The 12 Ales break down into four styles: Brown Ale, Mild Ale, Pale Ale and Strong Ale.
“Doctor Brown” (DB) was of Brown Ale which weren’t based on Dark Mild. Another example was Whitbread Double Brown. The OG in the table is a bit deceptive. Very heavy priming at racking time raised the effective OG to 1046.5º. Unusual that a beer which was exclusively available in bottled format should receive so many primings.
There were effectively even more Milds than the three in the table, as all were sold both as brewed, which was semi-dark, and in dark versions. The latter being achieved by the addition of caramel at racking time. Primings raised the effective OGs to 1031.6º, 1037.1º and 1044.8º.
The Milds fall in the lowest three price classes, namely 4d, 5d and 6d per pint. Not every brewery had Milds in all three categories.
At 7 lbs per quarter (336 lbs) of malt, the hopping rate is very high for Mild. Heavy hopping was a feature of many London brewers. Adnams, for example, hopped their Mild ay about 5 lbs per quarter. While at Shepherd Neame it was just 4 lbs.
|Barclay Perkins Ales before WW II|
|Year||Beer||Style||OG||FG||ABV||App. Atten-uation||lbs hops/ qtr||hops lb/brl|
|1939||XLK (bottling)||Pale Ale||1035.8||1011.5||3.21||67.88%||7.50||1.15|
|1939||XLK (trade)||Pale Ale||1045.8||1014.5||4.14||68.35%||7.50||1.35|
|1936||PA Export||Pale Ale||1058.6||1017.5||5.44||70.16%||8.89||2.13|
|1937||KK (bottling)||Strong Ale||1068.9||1022.0||6.20||68.07%||10.73||2.89|
|Barclay Perkins brewing records held at the London Metropolitan Archives, document numbers ACC/2305/01/621 and ACC/2305/01/623.|
Including the IPA, there are five Pale Ales, two of which were draught beers (XLK Trade and PA), the rest bottled. At least I assume the export PA was a bottled beer. I could be wrong.
The export version of PA looks very much like the pre-WW I domestic version. Which was often the case with export beers. Before WW I, they were usually the same strength as versions for the UK market. After the war, they returned to their old strength while domestic ones saw around a 25% reduction in gravity.
The standard PA isn’t a bad strength for between the wars. It’s in the strongest draught beer class, costing 8d per pint in 1939. Many London brewers had beers in this class, but it wasn’t so common elsewhere. Provincial versions were mostly in the 6d or 7d classes.
PA was brewed in modest quantities. In the parti-gyle of it and the two XLKs in the table, only 75 barrels were PA. Against 354 barrels of XLK Trade and 312 of XLK Bottling.
You might have expected the Pale Ales to be considerably more heavily hopped than the Milds. But, in reality, the rate is just 0.5 lb per quarter (336 lbs) of malt higher.

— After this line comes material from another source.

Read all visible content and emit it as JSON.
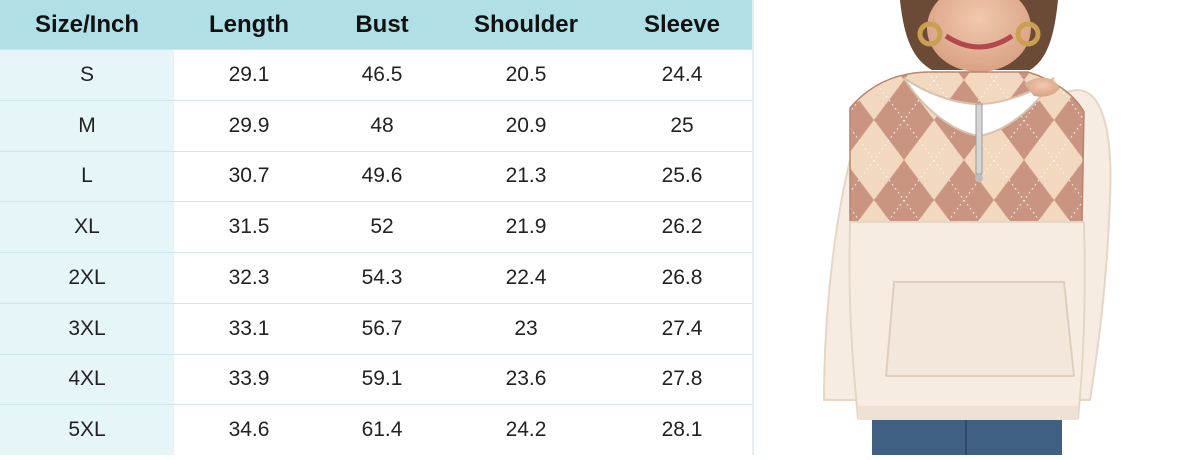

Not much at all. However, the Pale Ales were dry-hopped while the Milds weren’t. This would surely have made them appear hoppier in flavour, if not necessarily more bitter.
Three Burton Ales complete the set. One draught, one bottled and one seasonal. KKKK was a winter-only beer. If Barclay’s advertising is anything to go by, it was served from a pin on the bar.
Draught KK was primed, raising the OG to around 1057º. Which is about as strong as draught beer got, but typical for a draught Burton, which was usually an 8d per pint beer. Bottling KK, marketed as No. 1 Southwarke Old Ale, and KKKK were not primed. All three were dry-hopped, however. Plenty of copper hops, too. With the exception of a couple of strong Stouts, they were the most heavily hopped beers in Barclay Perkins’ portfolio.